Isaiah’s description of Christ hits upon holiness, a state of maturity that trusts without having to have proof. I want a sign and so does Ahaz, but that isn’t the way God works. He must grow weary just as parents do during this time of year when children test their patience. God is perfect, and I know suggesting He can be wearied is unrealistic. He isn’t like us, thank God! He is a patient Father who bears all things because that’s what love does.
Isaiah tells Ahaz that God will give him a sign and goes on to foretell the coming of Christ. God has given me the same sign as I await Christ’s Second Coming. Until then, I pray I will look to Immanuel for the reassurance I need when I worry. If I wait for His return with a heart focused upon the good, I won’t have to worry about getting weary, making other people weary, or wearying God.
Children grow weary waiting out this interminable week before Christmas. Parents grow weary wondering how they will ever finish all they have to do in such a short time. Wouldn’t it be great if we stopped worrying and let our hearts be filled with the sweet knowledge that God has a plan, and it’s working out wonderfully without our worrying.
Psalm 146:3-10 is a powerful reminder of where to put my trust.

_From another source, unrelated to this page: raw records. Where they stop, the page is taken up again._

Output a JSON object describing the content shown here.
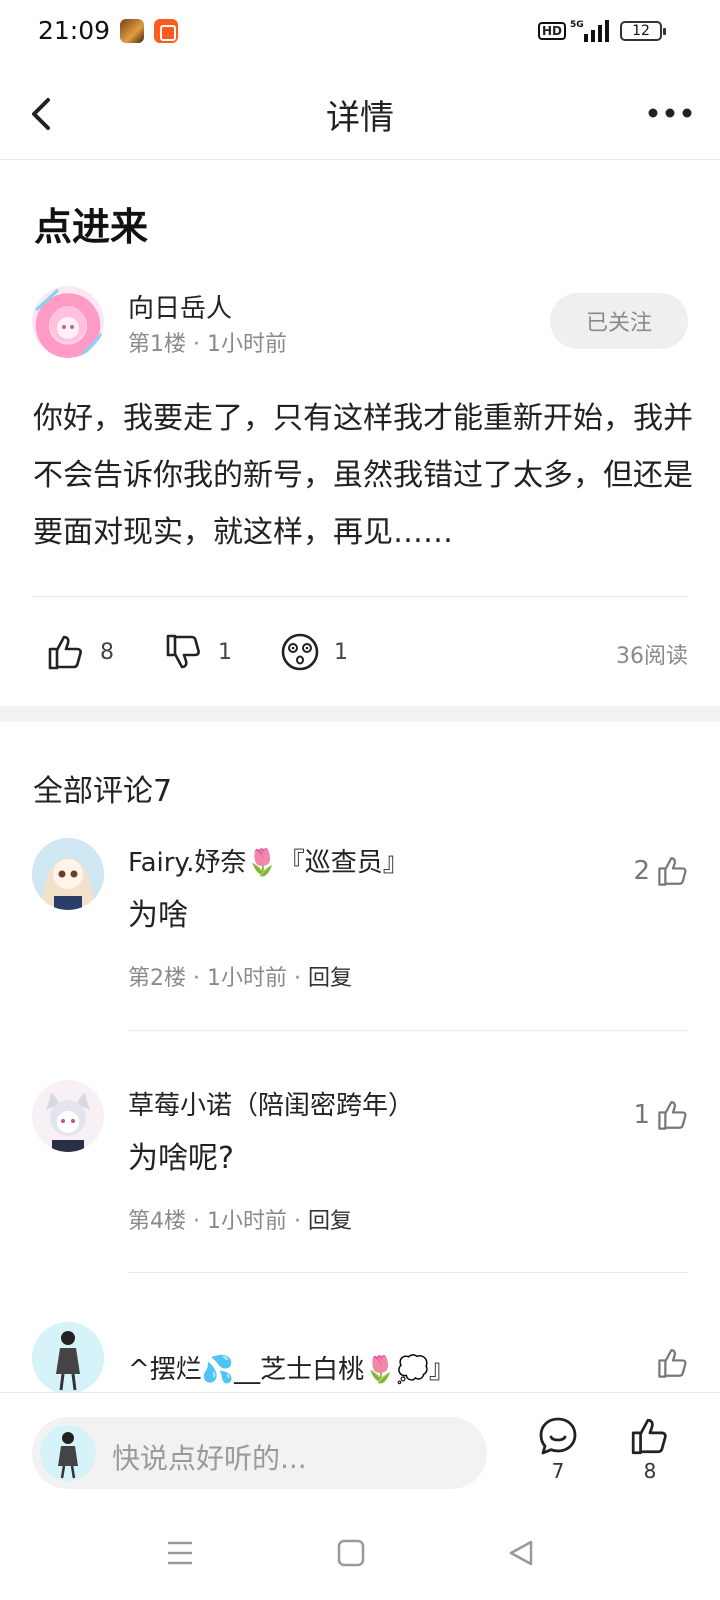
{
  "status_bar": {
    "time": "21:09",
    "network": "5G",
    "hd": "HD",
    "battery": "12"
  },
  "nav": {
    "title": "详情"
  },
  "post": {
    "title": "点进来",
    "author": "向日岳人",
    "floor": "第1楼",
    "time": "1小时前",
    "follow_label": "已关注",
    "body": "你好，我要走了，只有这样我才能重新开始，我并不会告诉你我的新号，虽然我错过了太多，但还是要面对现实，就这样，再见……",
    "likes": "8",
    "dislikes": "1",
    "emoji_count": "1",
    "reads": "36阅读"
  },
  "comments_header": "全部评论7",
  "comments": [
    {
      "name": "Fairy.妤奈🌷『巡查员』",
      "text": "为啥",
      "floor": "第2楼",
      "time": "1小时前",
      "reply": "回复",
      "likes": "2"
    },
    {
      "name": "草莓小诺（陪闺密跨年）",
      "text": "为啥呢?",
      "floor": "第4楼",
      "time": "1小时前",
      "reply": "回复",
      "likes": "1"
    },
    {
      "name": "^摆烂💦__芝士白桃🌷💭』",
      "likes": ""
    }
  ],
  "bottom_bar": {
    "placeholder": "快说点好听的...",
    "comment_count": "7",
    "like_count": "8"
  },
  "colors": {
    "muted_text": "#8a8a8a",
    "follow_bg": "#efefef",
    "battery": "#f5c400"
  },
  "icons": [
    "back-icon",
    "more-icon",
    "thumb-up-icon",
    "thumb-down-icon",
    "dizzy-face-icon",
    "comment-bubble-icon",
    "menu-icon",
    "home-square-icon",
    "back-triangle-icon"
  ]
}
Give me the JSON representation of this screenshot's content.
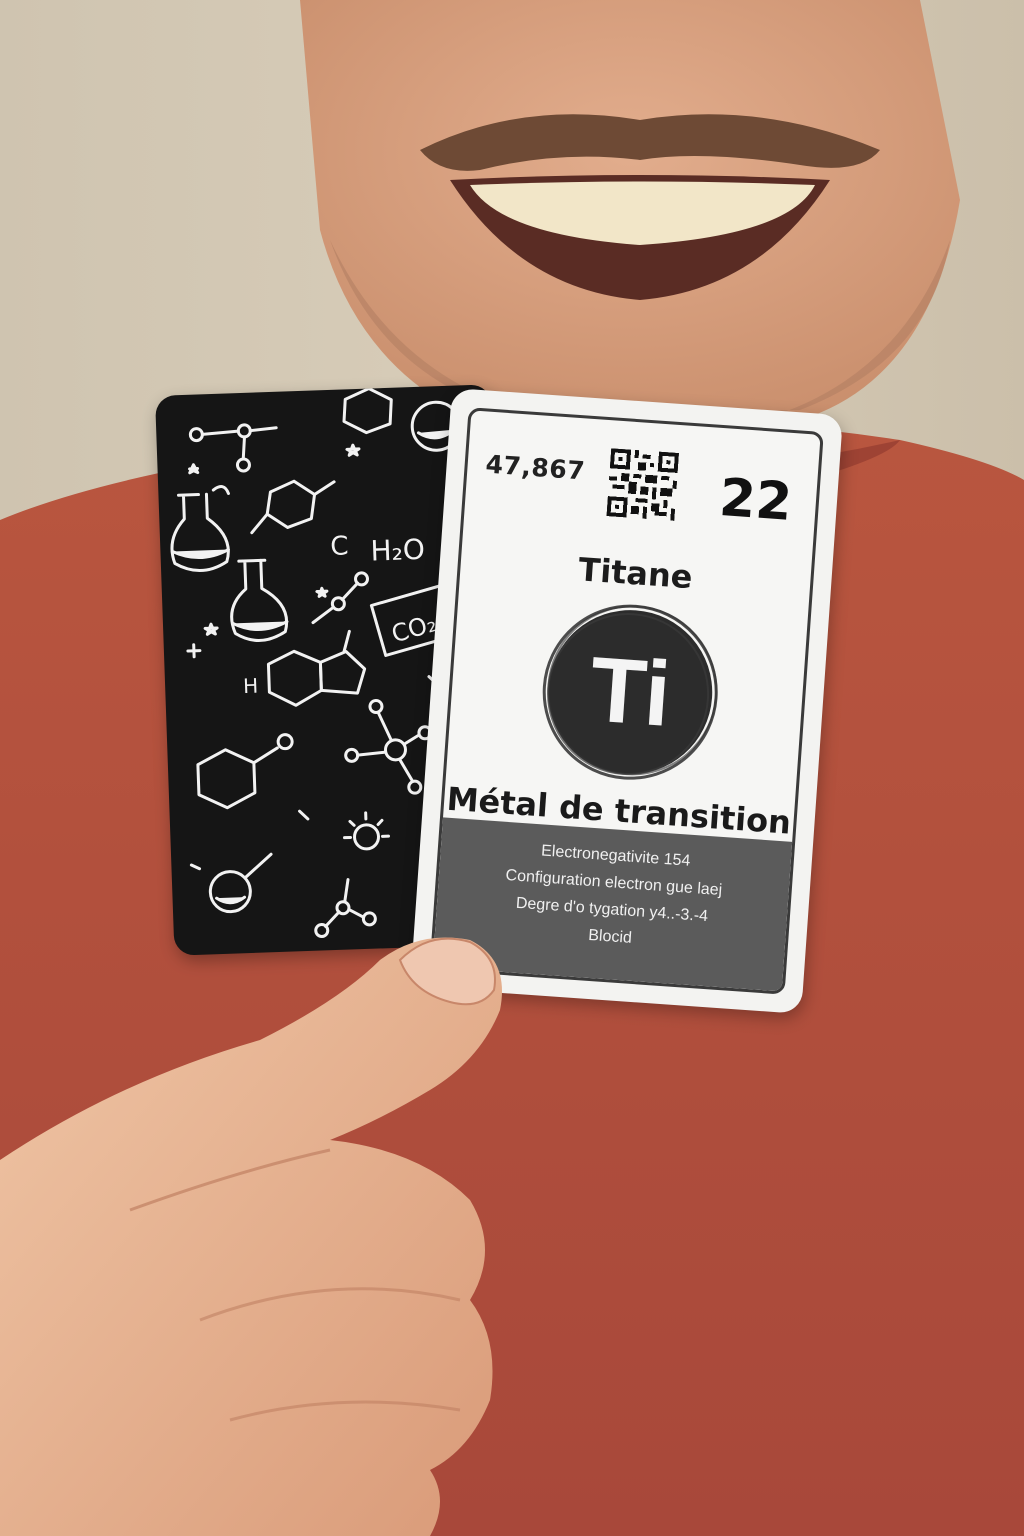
{
  "element_card": {
    "atomic_mass": "47,867",
    "atomic_number": "22",
    "name": "Titane",
    "symbol": "Ti",
    "category": "Métal de transition",
    "properties": [
      "Electronegativite 154",
      "Configuration electron gue laej",
      "Degre d'o tygation y4..-3.-4",
      "Blocid"
    ]
  },
  "back_card": {
    "doodles": [
      "H₂O",
      "CO₂",
      "C"
    ]
  },
  "colors": {
    "shirt": "#b5523f",
    "card_dark": "#151515",
    "card_light": "#f3f3f1",
    "props_band": "#5b5b5b"
  }
}
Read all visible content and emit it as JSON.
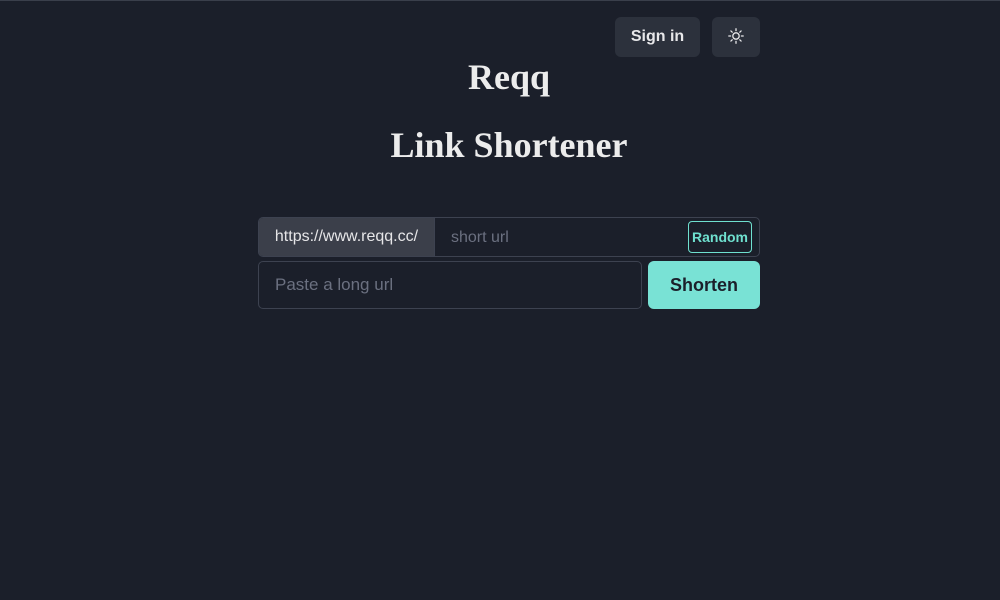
{
  "header": {
    "signin_label": "Sign in",
    "theme_icon": "sun-icon"
  },
  "main": {
    "title": "Reqq",
    "subtitle": "Link Shortener"
  },
  "shortener": {
    "prefix": "https://www.reqq.cc/",
    "short_placeholder": "short url",
    "short_value": "",
    "random_label": "Random",
    "long_placeholder": "Paste a long url",
    "long_value": "",
    "shorten_label": "Shorten"
  },
  "colors": {
    "background": "#1b1f2a",
    "accent": "#79e2d5",
    "button_bg": "#2c313c"
  }
}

God never fails and is God for Good!
Don’t put your life in the hands of experts
who know nothing of life, of salvation life.
Mere humans don’t have what it takes;
when they die, their projects die with them.
Instead, get help from the God of Jacob,
put your hope in God and know real blessing!
God made sky and soil,
sea and all the fish in it.
He always does what he says—
he defends the wronged,
he feeds the hungry.
God frees prisoners—
he gives sight to the blind,
he lifts up the fallen.
God loves good people, protects strangers,
takes the side of orphans and widows,
but makes short work of the wicked.
God’s in charge—always.
Zion’s God is God for good!
Hallelujah! (The Message)
The things and people of this world are wonderful, but my trust must be in God. He sees what I cannot and knows His creation better than anyone. Psalm 146 allows me to relax and remember that it is God’s world, and I am His daughter. I don’t have to do anything but love Him and those in my path. That’s more than enough to keep me occupied for as long as I’m here. There is sweet peace in knowing that I don’t have to do what only He can do.
Life gets frustrating when I think I have to do all and be all. God doesn’t need for me to be Him or defend Him, just trust Him and know that He is in charge now and always. He “is God for good!” That gives me hope and makes me want to shout Hallelujah! along with the psalmist who penned this beautiful song.